Although there has been some variation from year to year, the basic requirements for induction into the Wall of Fame have remained unchanged. To be eligible for the honor, an individual must be a former resident of a CHA public housing community (later, this was expanded to include Section 8 participants), must have achieved success in their chosen career field, and must be recognized as someone who gives back to the community.
The Wall of Fame Organizing Committee, which consists of Wall of Fame honorees, CHA staff, a representative from the CHA Board of Commissioners, representatives from the Resident Executive Council, and representatives from the community-at-large, is tasked with sorting through applications and narrowing the field to no more than five candidates. The CHA Board of Commissioners makes the final selection of up to three individuals to be inducted into the Wall of Fame each year.

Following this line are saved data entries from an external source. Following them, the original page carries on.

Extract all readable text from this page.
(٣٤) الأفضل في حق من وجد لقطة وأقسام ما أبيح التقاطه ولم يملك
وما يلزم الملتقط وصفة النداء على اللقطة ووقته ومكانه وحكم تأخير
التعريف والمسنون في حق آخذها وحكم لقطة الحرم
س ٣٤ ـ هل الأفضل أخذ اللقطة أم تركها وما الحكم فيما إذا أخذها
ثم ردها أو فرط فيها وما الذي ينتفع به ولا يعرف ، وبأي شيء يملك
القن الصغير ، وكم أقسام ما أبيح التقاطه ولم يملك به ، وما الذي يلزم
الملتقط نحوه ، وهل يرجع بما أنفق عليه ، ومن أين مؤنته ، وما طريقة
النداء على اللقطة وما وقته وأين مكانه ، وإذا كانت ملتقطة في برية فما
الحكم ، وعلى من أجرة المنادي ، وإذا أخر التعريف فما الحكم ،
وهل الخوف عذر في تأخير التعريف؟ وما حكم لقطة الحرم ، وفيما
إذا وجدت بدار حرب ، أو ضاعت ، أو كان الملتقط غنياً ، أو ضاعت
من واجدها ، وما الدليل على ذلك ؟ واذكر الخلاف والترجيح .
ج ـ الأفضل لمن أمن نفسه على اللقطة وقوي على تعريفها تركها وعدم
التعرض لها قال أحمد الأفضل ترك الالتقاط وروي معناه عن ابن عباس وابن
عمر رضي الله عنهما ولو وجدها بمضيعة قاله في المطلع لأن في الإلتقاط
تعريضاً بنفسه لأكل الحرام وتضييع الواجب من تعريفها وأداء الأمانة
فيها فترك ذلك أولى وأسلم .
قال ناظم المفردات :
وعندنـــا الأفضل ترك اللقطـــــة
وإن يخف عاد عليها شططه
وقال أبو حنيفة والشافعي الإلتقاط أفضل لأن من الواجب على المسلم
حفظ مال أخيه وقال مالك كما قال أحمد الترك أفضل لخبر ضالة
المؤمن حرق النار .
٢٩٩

The original ceremony was held in April of 1988 at the Oak-Read Highrise, a CHA public housing community for the elderly. Three individuals were inducted that year. In order to memorialize the event, brass plaques bearing the names of each of the inductees were placed on a two-foot high retaining wall. In subsequent years, plaques were added to the wall as additional individuals were selected for the honor.
In 1993, the CHA received a Department of Housing and Urban Development (HUD) Public Housing Drug Elimination Grant (PHDEP) for several crime prevention activities. The City of Columbia Police Department indicated there was a severe problem with drug traffic between two large public housing communities, Saxon Homes (now demolished) and Allen-Benedict Court. The Oak-Read Highrise sat in the middle of these two communities and the recommendation was made by the police to build a large wall (12 feet high) to curtail the drug traffic. The construction of the wall resulted in a beautiful courtyard for the elderly residents of the Oak Read high rise and eventually became the site of the CHA’s Wall of Fame ceremony.
By the time the wall was constructed, the Wall of Fame ceremony had become such a prestigious event that the decision was made to expand the visibility of the program. So, in 1994, large portraits of the 21 Wall of Fame inductees were painted on the wall surrounding the Oak Read high rise garden as part of the CHA's 60th Anniversary Celebration.
The CHA obtained donations from local businesses to have the portraits created and additional funding was made available by the Cultural Council of the Midlands, the South Carolina Commission for the Arts, and the Central Carolina Community Foundation. The painting of the portraits was done by over 300 school children in a paint by number scenario organized by local artist, Ralph Waldrop.
The annual Wall of Fame ceremony is held in conjunction with Richland County School District One's Spring Break so that children can participate in the program and observe the activities. To date, 38 individuals have been inducted into the Wall of Fame, and their portraits on the Wall are a constant reminder to local youth of what can be accomplished with hard work and determination.
The list of Wall of Fame honorees is impressive and includes many well-known names. Past inductees include: Bishop Fredrick James, AME Church; Cardinal Joseph Bernardin, Catholic Church of Chicago; Tyrone Corbin, National Basketball Association; J. Anthony Brown, nationally syndicated radio personality; Harold White, Assistant Athletic Director for the University of South Carolina; and Heyward Bannister, South Carolina Director of Fannie Mae.